• I did not mean to do deletes, but to do a switch out, followed by loading directly into the table.

    Jeff suggested two staging tables, one for switching out and another for switching in. First, you truncate both staging tables. Second you populate the switch-in staging table. At this point, all you need to do is to switch out from the partitioned table into switch-out staging table and immediately follow by switching in from the switch-in staging table into the partitioned table. As Jeff indicated, this will give you only a fraction of a second of down time.

    A third option with zero downtime is to create your partitioned table with extra partitions. You simply need a small table-of-contents (TOC) table that has as many rows as there are partitions in the partitioned table. Each row contains the partition ID, the tenant name and a status column. The status could be Available, Loading, Unloading and Active. For sake of example, suppose you have ten tenants and 11 partitions. The TOC table will contain 10 rows in Active status, one for each tenant, and one row with status of Available.

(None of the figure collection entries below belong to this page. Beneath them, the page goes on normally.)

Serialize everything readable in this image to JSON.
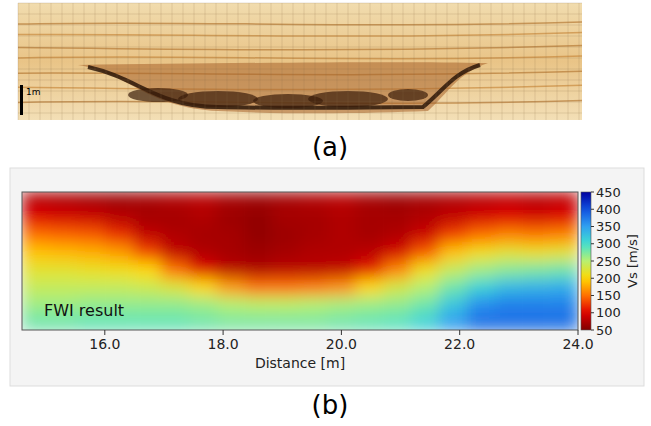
{
  "chart_data": {
    "type": "heatmap",
    "annotation": "FWI result",
    "xlabel": "Distance [m]",
    "xlim": [
      14.6,
      24.0
    ],
    "xticks": [
      {
        "value": 16,
        "label": "16.0"
      },
      {
        "value": 18,
        "label": "18.0"
      },
      {
        "value": 20,
        "label": "20.0"
      },
      {
        "value": 22,
        "label": "22.0"
      },
      {
        "value": 24,
        "label": "24.0"
      }
    ],
    "tick_labels": "x",
    "cells": [
      [
        80,
        75,
        70,
        65,
        70,
        75,
        80,
        70,
        65,
        70,
        75,
        80,
        70,
        65,
        70,
        75,
        80,
        85,
        80,
        85
      ],
      [
        100,
        95,
        90,
        80,
        70,
        70,
        75,
        65,
        60,
        70,
        70,
        75,
        70,
        70,
        75,
        85,
        95,
        100,
        95,
        100
      ],
      [
        150,
        145,
        140,
        120,
        85,
        75,
        70,
        70,
        60,
        65,
        70,
        75,
        70,
        75,
        90,
        130,
        150,
        160,
        155,
        160
      ],
      [
        190,
        185,
        180,
        170,
        130,
        85,
        75,
        70,
        65,
        70,
        75,
        75,
        80,
        95,
        140,
        190,
        210,
        220,
        215,
        220
      ],
      [
        220,
        220,
        215,
        210,
        200,
        150,
        100,
        80,
        75,
        80,
        80,
        85,
        110,
        160,
        210,
        240,
        260,
        270,
        275,
        280
      ],
      [
        240,
        240,
        240,
        240,
        235,
        225,
        200,
        170,
        150,
        150,
        155,
        165,
        200,
        230,
        250,
        280,
        310,
        330,
        335,
        340
      ],
      [
        260,
        260,
        265,
        265,
        265,
        265,
        260,
        250,
        245,
        245,
        250,
        255,
        260,
        265,
        280,
        320,
        360,
        370,
        370,
        370
      ],
      [
        280,
        280,
        285,
        285,
        285,
        285,
        280,
        275,
        275,
        275,
        275,
        280,
        285,
        290,
        310,
        350,
        380,
        380,
        380,
        380
      ]
    ],
    "colorbar_label": "Vs [m/s]",
    "colorbar_range": [
      50,
      450
    ],
    "colorbar_ticks": [
      50,
      100,
      150,
      200,
      250,
      300,
      350,
      400,
      450
    ]
  },
  "figure": {
    "panel_labels": [
      "(a)",
      "(b)"
    ],
    "photo_scale_label": "1m"
  }
}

    When you want to load data for a tenant, you update the row with status of Available to set the status to Loading and set the tenant name. Once you are done loading the data, you simply update the TOC table to set the status of the Active row to Unloading and the status of the Loading row to Active. Queries will immediately use the new partition, as that is the one with Active status. I would suggest you create a scalar-valued function that takes as input the tenant name. The function will query the TOC for the tenant name with status of Active and return the partition ID. At this point you have as much time as you want to switch-out the data from the partitioned now marked as Unloading and set the TOC of this partition to Available.

    If you have many tenants and are concerned with concurrency of loading/unloading data for different tenants, you may create your partitioned table with extra partitions. For even greater flexibility, keep in mind that your staging table can also be partitioned and you can switch out from a partition in the main partitioned table into the same partition of staging table.